26 January 2009

The rest was hard to explain


Something I keep coming back to, a recurring theme if you will, is how to love people. It seems we spend so much energy analysing, discussing, boxing the walking complexities with whom we live and work. Whole careers such as counseling are devoted to figuring out what makes the human machine tick. And then, if we’re honest, the moment we have it all figured out--the lover securely on a pedestal, the enemy behind bars, the friend embraced--they go and do something “uncharacteristic” and we, reeling from damaged expectations or misunderstandings, want to give up, throw in the towel and just say (as someone did to me) “all conversations with you must end in ‘I don’t know’”. 


Perhaps you have never arrived, or rarely, at the place of “I don’t know”. The place where you realize that you see in a mirror dimly, but you long to see face to face. Where you face the shattering reality that the person you love will never completely understand you, or perhaps, which is worse, that person gave up the fight to understand...which is a small refusal to love. But if you have arrived, you know the ache to be fully known and the surrender to the only One who will ever fully know, that is, until that day that all in Him are truly one.


Lewis’s artful novel, Till We Have Faces, deals with the tension that love constantly faces in desiring to know the other. In one sense, knowledge relates to control. If I can define you, analyse and dissect what makes you be and act then no mystery remains and you become mine--completely. Just as Orual wanted Psyche and Bardia to be all her own, the love became twisted. True love holds with open palms, recognizing that we can never own anyone, much less be owned. 

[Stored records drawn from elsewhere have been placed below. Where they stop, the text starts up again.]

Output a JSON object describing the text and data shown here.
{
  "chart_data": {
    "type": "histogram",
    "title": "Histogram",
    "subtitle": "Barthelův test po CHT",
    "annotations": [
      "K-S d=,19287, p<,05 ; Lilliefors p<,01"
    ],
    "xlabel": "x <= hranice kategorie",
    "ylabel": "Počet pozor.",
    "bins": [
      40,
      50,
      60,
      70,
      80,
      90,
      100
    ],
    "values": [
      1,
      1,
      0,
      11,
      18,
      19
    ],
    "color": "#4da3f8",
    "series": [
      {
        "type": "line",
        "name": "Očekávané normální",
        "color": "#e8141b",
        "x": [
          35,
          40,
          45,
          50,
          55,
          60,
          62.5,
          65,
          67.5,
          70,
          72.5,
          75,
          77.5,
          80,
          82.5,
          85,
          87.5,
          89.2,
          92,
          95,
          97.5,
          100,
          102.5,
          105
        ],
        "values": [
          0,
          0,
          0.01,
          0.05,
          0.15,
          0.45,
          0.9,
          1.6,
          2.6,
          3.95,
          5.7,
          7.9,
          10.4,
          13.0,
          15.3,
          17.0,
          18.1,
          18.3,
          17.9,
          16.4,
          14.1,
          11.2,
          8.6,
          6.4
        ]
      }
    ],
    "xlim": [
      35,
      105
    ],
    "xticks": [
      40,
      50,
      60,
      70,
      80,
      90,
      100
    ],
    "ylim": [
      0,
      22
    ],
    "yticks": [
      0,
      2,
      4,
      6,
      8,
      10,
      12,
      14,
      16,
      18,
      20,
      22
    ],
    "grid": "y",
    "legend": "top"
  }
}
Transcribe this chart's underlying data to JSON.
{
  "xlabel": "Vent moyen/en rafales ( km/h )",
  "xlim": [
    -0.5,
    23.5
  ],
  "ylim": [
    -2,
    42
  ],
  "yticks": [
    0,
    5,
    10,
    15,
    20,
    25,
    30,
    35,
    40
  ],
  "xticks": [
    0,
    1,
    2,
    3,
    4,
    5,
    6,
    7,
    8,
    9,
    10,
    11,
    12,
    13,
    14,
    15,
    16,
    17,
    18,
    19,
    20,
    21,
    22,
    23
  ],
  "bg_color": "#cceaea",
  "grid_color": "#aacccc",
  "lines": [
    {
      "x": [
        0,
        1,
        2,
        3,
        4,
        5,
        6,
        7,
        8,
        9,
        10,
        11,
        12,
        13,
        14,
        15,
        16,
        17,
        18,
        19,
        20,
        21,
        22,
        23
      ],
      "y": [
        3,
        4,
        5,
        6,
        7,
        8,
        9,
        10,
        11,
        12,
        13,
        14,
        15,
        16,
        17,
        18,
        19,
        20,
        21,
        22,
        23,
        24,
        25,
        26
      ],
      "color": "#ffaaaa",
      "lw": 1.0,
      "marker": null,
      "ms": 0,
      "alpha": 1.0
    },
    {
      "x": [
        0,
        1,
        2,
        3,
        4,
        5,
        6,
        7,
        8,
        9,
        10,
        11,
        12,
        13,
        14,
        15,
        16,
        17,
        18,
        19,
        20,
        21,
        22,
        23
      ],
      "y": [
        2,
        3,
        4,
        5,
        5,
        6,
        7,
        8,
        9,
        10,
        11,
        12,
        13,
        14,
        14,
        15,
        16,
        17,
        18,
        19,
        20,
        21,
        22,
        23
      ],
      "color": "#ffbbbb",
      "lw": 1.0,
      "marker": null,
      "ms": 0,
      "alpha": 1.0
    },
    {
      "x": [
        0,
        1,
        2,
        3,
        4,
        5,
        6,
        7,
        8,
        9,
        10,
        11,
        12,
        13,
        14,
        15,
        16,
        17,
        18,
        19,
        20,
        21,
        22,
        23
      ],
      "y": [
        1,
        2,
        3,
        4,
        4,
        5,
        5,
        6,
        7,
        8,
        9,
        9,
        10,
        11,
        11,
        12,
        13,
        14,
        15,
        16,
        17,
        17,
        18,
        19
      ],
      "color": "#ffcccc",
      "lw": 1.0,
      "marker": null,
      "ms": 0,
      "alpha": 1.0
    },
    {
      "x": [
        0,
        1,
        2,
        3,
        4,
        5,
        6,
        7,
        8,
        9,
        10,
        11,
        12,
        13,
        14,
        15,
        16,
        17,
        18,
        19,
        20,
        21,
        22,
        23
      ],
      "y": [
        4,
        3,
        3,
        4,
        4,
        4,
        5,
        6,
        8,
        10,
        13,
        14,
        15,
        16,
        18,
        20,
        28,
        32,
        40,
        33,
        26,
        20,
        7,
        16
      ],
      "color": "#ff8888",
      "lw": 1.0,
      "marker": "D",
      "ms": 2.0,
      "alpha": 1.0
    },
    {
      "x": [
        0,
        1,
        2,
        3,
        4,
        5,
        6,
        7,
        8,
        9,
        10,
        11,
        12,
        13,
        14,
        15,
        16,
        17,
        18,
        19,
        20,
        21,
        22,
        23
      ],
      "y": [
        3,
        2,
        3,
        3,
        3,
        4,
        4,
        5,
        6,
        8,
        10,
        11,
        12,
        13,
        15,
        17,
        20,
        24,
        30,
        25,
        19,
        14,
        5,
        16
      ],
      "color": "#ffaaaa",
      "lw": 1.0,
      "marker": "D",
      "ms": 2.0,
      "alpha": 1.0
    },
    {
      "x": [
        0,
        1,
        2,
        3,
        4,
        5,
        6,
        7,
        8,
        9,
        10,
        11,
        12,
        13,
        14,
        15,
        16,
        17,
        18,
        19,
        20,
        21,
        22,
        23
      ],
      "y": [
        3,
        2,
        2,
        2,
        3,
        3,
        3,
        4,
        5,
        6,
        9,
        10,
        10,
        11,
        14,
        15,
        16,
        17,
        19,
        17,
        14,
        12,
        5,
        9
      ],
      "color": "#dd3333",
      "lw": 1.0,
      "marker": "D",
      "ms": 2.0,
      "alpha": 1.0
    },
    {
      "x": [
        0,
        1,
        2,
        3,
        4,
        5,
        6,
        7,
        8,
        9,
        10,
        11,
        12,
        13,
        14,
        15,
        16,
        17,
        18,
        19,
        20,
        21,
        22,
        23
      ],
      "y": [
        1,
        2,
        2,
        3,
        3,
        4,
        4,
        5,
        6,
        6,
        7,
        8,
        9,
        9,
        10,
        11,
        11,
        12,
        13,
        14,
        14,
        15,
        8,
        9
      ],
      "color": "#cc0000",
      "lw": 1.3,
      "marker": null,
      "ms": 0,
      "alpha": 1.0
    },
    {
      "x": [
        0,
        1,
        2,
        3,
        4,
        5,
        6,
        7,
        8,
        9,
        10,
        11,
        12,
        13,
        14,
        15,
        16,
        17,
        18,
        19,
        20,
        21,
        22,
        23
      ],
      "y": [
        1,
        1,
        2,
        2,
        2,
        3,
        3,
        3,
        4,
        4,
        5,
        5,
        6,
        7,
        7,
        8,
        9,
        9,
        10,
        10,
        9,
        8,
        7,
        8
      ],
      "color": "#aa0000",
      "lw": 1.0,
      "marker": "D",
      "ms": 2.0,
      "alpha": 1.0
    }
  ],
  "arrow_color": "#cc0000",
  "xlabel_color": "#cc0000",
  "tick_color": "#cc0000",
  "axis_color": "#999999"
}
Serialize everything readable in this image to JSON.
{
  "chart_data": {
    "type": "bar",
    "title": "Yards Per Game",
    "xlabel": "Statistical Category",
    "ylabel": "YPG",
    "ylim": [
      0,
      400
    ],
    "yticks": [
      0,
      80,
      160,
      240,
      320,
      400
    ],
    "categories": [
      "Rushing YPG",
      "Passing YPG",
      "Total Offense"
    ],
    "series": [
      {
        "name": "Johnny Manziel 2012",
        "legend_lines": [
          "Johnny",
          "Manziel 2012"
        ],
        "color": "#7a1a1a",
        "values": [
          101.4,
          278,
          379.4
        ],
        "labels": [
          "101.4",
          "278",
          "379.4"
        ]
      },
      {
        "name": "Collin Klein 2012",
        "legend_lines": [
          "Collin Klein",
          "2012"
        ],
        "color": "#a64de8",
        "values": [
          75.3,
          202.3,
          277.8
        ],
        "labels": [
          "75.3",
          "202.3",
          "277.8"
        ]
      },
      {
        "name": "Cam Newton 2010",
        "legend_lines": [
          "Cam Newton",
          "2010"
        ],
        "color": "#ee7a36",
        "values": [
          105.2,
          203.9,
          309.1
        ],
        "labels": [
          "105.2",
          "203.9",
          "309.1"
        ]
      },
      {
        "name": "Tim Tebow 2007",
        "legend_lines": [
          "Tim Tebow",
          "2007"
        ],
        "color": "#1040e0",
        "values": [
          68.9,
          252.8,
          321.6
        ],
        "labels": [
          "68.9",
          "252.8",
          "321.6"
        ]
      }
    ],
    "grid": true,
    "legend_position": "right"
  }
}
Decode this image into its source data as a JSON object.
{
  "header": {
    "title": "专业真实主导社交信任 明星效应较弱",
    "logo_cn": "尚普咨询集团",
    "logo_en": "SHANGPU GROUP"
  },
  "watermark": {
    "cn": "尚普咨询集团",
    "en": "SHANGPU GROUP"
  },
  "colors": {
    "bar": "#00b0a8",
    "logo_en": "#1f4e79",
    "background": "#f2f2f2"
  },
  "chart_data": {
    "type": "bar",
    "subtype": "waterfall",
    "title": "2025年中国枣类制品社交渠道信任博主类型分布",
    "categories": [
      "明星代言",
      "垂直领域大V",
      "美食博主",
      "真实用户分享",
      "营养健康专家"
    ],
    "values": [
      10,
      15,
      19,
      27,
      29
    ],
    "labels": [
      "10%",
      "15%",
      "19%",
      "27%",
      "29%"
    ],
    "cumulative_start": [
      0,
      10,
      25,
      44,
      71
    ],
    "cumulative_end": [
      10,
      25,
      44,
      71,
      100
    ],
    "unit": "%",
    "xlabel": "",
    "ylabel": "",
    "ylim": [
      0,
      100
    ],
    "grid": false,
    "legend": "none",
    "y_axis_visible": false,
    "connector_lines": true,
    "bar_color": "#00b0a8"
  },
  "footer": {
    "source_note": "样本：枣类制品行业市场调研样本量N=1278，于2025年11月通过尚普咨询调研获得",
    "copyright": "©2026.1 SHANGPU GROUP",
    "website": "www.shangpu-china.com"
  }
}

My loves must rest in His hands, knowing that His will will prevail, that my overwhelming hope for those I love must be that they hear His voice and follow...just as I must. And I don’t know. Why we do the things we do. Why I run so often. Why life doesn’t work out the way I hope...especially when it comes to the immortal horrors and everlasting splendors with whom I banter and break. 


At the moment when I can take no more and I fall, say I don’t know, is the moment I find peace. It is hard to explain and He is gonna have to take me home, heal the inevitable heartache that comes with loving people who don’t love you back.